Running this at scale with Claude 3.5 Haiku costs roughly $0.0008 per 1K input tokens and $0.004 per 1K output tokens (as of mid-2025 — verify current pricing). For a typical 500-token prompt + 300-token response, that’s about $0.0016 per call. The task registry pattern adds zero latency overhead since it’s just a dict lookup before the API call.
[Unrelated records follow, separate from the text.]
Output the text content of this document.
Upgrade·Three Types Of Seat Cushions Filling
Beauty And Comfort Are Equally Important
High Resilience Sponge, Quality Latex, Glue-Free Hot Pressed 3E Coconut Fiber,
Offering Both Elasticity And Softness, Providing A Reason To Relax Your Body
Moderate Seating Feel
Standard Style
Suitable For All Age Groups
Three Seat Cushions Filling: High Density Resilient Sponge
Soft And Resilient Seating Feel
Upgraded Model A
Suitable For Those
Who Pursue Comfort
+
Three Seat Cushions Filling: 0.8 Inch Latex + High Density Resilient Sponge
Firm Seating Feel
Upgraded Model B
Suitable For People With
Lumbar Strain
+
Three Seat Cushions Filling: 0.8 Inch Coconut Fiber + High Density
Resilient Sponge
Testing Temperature Settings: How to Actually Eval This

Don’t trust your gut on this. Run actual evals. Here’s a minimal setup:

from collections import Counter
import json

def eval_temperature_variance(
    prompt: str,
    task_type: TaskType,
    temperatures: list[float],
    n_samples: int = 10,
) -> dict:
    """
    For each temperature, generate n_samples outputs and measure:
    - Unique output ratio (diversity)
    - Average output length
    """
    results = {}
    
    for temp in temperatures:
        outputs = []
        for _ in range(n_samples):
            output = call_with_task_settings(
                prompt=prompt,
                task_type=task_type,
                override_temperature=temp,
            )
            outputs.append(output)
        
        unique_ratio = len(set(outputs)) / len(outputs)
        avg_length = sum(len(o) for o in outputs) / len(outputs)
        
        results[temp] = {
            "unique_ratio": unique_ratio,      # 1.0 = all unique, 0.0 = all identical
            "avg_length": avg_length,
            "sample": outputs[0],              # First output for manual review
        }
    
    return results

# Run for creative task
eval_results = eval_temperature_variance(
    prompt="Write a one-sentence product tagline for a password manager",
    task_type=TaskType.CREATIVE,
    temperatures=[0.2, 0.5, 0.7, 0.9, 1.1],
    n_samples=10,
)
print(json.dumps({str(k): {**v, "sample": v["sample"][:80]} 
                  for k, v in eval_results.items()}, indent=2))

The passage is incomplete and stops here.